Вел он себя теперь в университете, как говорится, тише воды ниже травы, чтобы малейшей неосторожностью не навлечь на себя подозрений и главное не подвести преподавателей, которые, должно быть, поручились за него. Но ведь и раньше, если не считать его неожиданной речи на студенческой сходке, он вел себя очень скромно. И все-таки теперь он часто чувствовал на себе особо внимательный взгляд "власть предержащих".

По случаю столетия со дня рождения Пушкина в университете проходили публичные чтения и доклады. И хотя все эти торжества носили вполне мирный характер, власти заметно нервничали.
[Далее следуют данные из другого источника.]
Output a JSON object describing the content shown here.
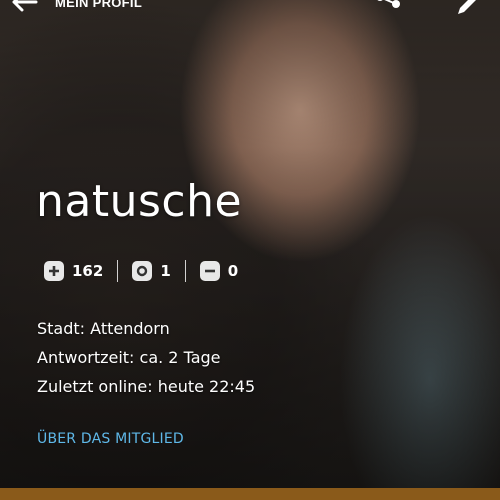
{
  "topbar": {
    "title": "MEIN PROFIL",
    "back_icon": "arrow-left-icon",
    "share_icon": "share-icon",
    "edit_icon": "pencil-icon"
  },
  "profile": {
    "username": "natusche",
    "stats": [
      {
        "icon": "plus-bubble-icon",
        "value": "162"
      },
      {
        "icon": "question-bubble-icon",
        "value": "1"
      },
      {
        "icon": "minus-bubble-icon",
        "value": "0"
      }
    ],
    "info": [
      {
        "label": "Stadt:",
        "value": "Attendorn"
      },
      {
        "label": "Antwortzeit:",
        "value": "ca. 2 Tage"
      },
      {
        "label": "Zuletzt online:",
        "value": "heute 22:45"
      }
    ],
    "about_link": "ÜBER DAS MITGLIED"
  },
  "colors": {
    "link": "#5fb8e8",
    "accent_bar": "#8a5a1a",
    "text": "#ffffff"
  }
}
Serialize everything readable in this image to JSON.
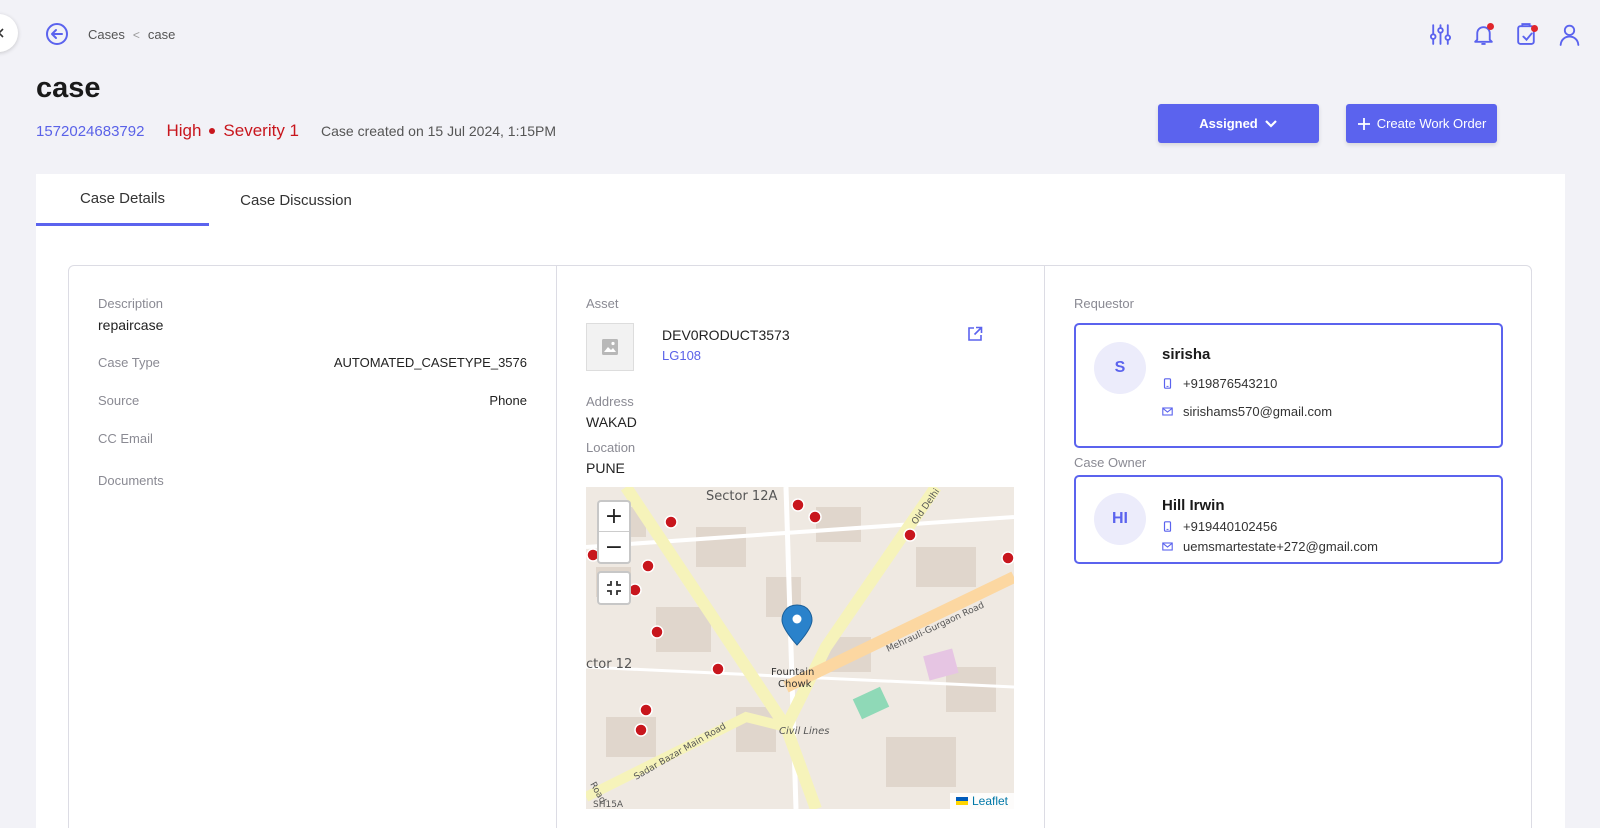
{
  "breadcrumb": {
    "parent": "Cases",
    "current": "case"
  },
  "case": {
    "title": "case",
    "id": "1572024683792",
    "priority": "High",
    "severity": "Severity 1",
    "created": "Case created on 15 Jul 2024, 1:15PM"
  },
  "actions": {
    "status_label": "Assigned",
    "create_label": "Create Work Order"
  },
  "tabs": [
    {
      "label": "Case Details"
    },
    {
      "label": "Case Discussion"
    }
  ],
  "details": {
    "description_label": "Description",
    "description": "repaircase",
    "case_type_label": "Case Type",
    "case_type": "AUTOMATED_CASETYPE_3576",
    "source_label": "Source",
    "source": "Phone",
    "cc_email_label": "CC Email",
    "documents_label": "Documents"
  },
  "asset": {
    "label": "Asset",
    "name": "DEV0RODUCT3573",
    "code": "LG108",
    "address_label": "Address",
    "address": "WAKAD",
    "location_label": "Location",
    "location": "PUNE"
  },
  "map": {
    "zoom_in": "+",
    "zoom_out": "−",
    "attribution": "Leaflet",
    "places": {
      "sector_12a": "Sector 12A",
      "sector_12": "ctor 12",
      "fountain": "Fountain",
      "chowk": "Chowk",
      "civil_lines": "Civil Lines",
      "old_delhi": "Old Delhi",
      "mehrauli": "Mehrauli-Gurgaon Road",
      "sadar": "Sadar Bazar Main Road",
      "road": "Road",
      "sh15a": "SH15A"
    }
  },
  "requestor": {
    "label": "Requestor",
    "initial": "S",
    "name": "sirisha",
    "phone": "+919876543210",
    "email": "sirishams570@gmail.com"
  },
  "owner": {
    "label": "Case Owner",
    "initial": "HI",
    "name": "Hill Irwin",
    "phone": "+919440102456",
    "email": "uemsmartestate+272@gmail.com"
  },
  "colors": {
    "accent": "#5b63ee",
    "danger": "#c8161d",
    "link": "#5a62e8"
  }
}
В аудиториях неизменно присутствовали представители "особых учреждений".

Бурденко именно поэтому сперва не соглашался сделать доклад о Пушкине "для публики". Затем его соблазнила возможность самому повторить все, что он знал о великом поэте, стихи которого постоянно читал наизусть. И он начал готовиться к выступлению. Нет, он ничего не писал и не перепечатывал на машинке. Он только перечитывал то, что ему было известно из произведений Пушкина, из его биографии, из критических статей о нем, и составлял себе коротенький - в одну страничку - конспект, чтобы в стройном порядке излагать материал и не сбиться.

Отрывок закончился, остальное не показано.